F2 These securities are owned directly by Stilwell Activist Fund, L.P. ("SAF") and indirectly by Joseph Stilwell in his capacity as the managing member and owner of Value, which is the general partner of SAF. Joseph Stilwell disclaims beneficial ownership of all shares reported as owned indirectly except to the extent of his pecuniary interest therein.
F3 These securities are owned directly by Stilwell Value Partners VII, L.P. ("SVP VII") and indirectly by Joseph Stilwell in his capacity as the managing member and owner of Value, which is the general partner of SVP VII. Joseph Stilwell disclaims beneficial ownership of all shares reported as owned indirectly except to the extent of his pecuniary interest therein.
F4 These securities are owned directly by Stilwell Associates, L.P. ("SA") and indirectly by Joseph Stilwell in his capacity as the managing member and owner of Value, which is the general partner of SA. Joseph Stilwell disclaims beneficial ownership of all shares reported as owned indirectly except to the extent of his pecuniary interest therein.
F5 The Issuer's 7.00% Subordinated Convertible Notes due 2031 (the "Notes") are convertible, in whole or in part, at any time, at the option of the holders thereof, into shares of the Issuer's common stock at a conversion price of $4.03 per share (6.20 common shares for each $25.00 of principal amount of the Notes being converted).
F6 Interest on the Notes may be payable, at the Issuer's election, in cash, in shares of the Issuer's Series B Convertible Preferred Stock ("Series B Preferred Stock") or in shares of the Issuer's Series D Cumulative Convertible Preferred Stock ("Series D Preferred Stock"), in each case as set forth in the Notes.
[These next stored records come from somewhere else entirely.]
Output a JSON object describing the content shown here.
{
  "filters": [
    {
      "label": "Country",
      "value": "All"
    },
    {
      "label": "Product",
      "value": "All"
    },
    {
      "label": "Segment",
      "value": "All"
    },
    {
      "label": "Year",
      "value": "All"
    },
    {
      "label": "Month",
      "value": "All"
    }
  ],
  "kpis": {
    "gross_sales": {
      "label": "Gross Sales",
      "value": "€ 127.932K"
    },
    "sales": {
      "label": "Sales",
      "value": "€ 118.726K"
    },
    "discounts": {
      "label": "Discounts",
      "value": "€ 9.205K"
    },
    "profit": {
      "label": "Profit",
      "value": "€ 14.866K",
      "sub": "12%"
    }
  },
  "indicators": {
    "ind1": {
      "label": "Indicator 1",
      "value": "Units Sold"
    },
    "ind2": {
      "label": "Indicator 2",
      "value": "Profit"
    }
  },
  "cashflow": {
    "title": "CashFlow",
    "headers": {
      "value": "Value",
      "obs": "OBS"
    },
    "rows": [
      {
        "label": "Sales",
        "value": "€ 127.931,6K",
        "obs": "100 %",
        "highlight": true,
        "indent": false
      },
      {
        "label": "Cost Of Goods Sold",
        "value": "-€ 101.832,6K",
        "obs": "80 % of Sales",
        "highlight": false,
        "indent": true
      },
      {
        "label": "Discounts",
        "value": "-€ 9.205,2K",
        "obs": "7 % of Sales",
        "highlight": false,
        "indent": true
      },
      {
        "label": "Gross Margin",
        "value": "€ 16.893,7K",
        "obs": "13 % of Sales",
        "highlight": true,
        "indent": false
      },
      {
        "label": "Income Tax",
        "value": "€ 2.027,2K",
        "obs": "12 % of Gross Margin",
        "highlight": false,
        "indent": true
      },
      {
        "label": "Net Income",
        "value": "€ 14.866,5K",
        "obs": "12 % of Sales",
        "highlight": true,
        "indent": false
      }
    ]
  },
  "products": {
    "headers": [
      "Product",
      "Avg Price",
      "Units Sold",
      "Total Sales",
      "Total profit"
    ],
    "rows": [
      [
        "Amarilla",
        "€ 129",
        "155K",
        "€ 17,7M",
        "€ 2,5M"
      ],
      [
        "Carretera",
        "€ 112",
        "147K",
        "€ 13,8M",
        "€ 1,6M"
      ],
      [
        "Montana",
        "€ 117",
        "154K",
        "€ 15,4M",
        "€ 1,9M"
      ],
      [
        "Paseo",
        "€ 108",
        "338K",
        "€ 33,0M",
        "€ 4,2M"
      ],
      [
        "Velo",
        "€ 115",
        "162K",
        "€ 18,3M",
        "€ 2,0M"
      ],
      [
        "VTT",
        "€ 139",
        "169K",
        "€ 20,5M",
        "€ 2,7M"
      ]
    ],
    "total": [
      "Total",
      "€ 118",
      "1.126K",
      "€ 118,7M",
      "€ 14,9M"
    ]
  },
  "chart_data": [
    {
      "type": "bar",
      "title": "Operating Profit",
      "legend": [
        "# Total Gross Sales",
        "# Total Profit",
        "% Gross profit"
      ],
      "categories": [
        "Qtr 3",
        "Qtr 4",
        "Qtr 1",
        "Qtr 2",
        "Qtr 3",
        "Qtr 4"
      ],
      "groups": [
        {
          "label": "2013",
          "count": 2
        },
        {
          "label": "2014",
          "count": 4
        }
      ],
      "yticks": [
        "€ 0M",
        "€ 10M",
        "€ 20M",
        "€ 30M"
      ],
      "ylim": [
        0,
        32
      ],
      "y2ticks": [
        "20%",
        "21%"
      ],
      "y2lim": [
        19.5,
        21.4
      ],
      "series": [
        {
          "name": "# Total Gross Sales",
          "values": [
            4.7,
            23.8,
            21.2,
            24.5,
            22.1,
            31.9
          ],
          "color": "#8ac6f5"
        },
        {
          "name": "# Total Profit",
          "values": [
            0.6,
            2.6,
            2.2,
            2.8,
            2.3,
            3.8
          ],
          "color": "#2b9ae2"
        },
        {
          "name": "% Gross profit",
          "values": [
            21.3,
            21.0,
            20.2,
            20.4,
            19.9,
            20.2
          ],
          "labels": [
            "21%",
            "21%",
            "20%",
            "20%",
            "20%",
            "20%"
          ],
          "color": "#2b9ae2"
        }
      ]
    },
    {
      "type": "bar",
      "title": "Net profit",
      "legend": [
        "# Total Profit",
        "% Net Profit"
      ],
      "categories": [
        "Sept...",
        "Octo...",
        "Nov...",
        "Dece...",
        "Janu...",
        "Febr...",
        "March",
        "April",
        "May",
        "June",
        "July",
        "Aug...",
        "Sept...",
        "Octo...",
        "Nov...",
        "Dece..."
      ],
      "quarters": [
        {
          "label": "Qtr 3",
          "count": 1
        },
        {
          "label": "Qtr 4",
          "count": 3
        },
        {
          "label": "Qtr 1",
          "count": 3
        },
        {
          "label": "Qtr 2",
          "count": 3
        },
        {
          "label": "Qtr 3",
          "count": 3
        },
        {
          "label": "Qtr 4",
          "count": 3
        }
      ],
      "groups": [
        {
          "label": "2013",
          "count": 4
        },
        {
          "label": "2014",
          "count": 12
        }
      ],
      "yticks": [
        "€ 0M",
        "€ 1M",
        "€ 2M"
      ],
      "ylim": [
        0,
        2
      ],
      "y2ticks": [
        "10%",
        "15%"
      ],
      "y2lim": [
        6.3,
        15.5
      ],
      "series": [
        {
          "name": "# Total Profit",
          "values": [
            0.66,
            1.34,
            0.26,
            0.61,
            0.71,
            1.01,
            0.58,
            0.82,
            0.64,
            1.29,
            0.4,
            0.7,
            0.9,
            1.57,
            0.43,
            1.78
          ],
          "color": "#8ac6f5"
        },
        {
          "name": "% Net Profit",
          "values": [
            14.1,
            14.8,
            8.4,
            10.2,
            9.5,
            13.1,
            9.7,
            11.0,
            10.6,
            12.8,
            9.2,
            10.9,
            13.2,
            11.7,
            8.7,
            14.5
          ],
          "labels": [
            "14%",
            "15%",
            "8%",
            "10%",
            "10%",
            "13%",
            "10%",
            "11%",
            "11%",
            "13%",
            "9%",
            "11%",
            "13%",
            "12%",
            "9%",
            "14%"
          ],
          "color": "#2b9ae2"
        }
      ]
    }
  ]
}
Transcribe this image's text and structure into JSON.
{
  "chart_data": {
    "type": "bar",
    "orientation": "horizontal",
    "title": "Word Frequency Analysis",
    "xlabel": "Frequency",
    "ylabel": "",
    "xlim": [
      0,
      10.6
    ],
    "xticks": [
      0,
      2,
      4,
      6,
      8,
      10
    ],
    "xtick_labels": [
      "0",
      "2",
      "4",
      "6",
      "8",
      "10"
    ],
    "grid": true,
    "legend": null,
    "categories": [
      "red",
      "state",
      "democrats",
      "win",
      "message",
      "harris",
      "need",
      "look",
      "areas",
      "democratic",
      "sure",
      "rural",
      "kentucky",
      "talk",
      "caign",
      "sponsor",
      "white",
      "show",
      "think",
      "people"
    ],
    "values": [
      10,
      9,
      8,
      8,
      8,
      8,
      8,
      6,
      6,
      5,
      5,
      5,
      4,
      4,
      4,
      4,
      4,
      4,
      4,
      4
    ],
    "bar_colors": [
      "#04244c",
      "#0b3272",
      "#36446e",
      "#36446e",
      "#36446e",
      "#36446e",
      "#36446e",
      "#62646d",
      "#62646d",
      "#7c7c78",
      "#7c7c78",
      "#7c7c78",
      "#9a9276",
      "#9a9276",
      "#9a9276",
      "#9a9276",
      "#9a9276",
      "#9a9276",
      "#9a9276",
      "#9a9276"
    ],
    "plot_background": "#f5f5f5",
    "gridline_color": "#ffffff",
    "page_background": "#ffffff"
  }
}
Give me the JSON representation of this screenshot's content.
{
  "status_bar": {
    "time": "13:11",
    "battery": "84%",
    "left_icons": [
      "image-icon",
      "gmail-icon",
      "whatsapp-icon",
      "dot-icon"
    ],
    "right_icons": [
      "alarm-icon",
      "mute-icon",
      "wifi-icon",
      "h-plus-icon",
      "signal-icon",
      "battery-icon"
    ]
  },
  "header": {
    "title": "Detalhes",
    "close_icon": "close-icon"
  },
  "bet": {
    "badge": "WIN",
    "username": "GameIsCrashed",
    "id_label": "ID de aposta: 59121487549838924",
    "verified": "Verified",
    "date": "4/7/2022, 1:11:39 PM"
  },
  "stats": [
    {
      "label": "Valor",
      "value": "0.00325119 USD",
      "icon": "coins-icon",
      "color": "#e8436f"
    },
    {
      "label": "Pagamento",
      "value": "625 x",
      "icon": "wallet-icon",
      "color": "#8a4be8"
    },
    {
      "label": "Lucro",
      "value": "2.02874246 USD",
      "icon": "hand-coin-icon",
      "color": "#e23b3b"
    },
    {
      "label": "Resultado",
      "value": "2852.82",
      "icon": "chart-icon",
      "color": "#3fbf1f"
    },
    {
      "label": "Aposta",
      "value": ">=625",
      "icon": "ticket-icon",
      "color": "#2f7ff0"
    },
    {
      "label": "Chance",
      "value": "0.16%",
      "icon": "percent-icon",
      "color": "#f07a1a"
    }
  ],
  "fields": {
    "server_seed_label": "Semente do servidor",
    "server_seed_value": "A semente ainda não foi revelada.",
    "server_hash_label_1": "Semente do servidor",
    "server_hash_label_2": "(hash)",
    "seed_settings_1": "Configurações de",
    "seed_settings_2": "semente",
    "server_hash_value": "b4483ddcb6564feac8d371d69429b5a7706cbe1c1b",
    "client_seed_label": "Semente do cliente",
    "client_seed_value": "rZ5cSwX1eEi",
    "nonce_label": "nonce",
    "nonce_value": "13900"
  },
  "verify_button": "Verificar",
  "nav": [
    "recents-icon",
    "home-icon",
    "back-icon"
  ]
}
The number of shares of the Issuer's common stock indicated in the Table is based on the outstanding principal amount of the Notes held by the Reporting Person.
F7 The price reported in Column 8 is an aggregate purchase price. These Notes were purchased at a price of $65.4958 per $25 of aggregate principal amount.
F8 Each share of Series D Preferred Stock is convertible, in whole or in part, at any time, at the option of the holders thereof, into .001228 shares of the Issuer's common stock (a conversion price of $20,352 per share of common stock). Series D Preferred Stock has no expiration date.
F9 Each share of Series B Preferred Stock is convertible, in whole or in part, at any time, at the option of the holders thereof, into .000521 shares of the Issuer's common stock (a conversion price of $48,000 per share of common stock). Series B Preferred Stock has no expiration date.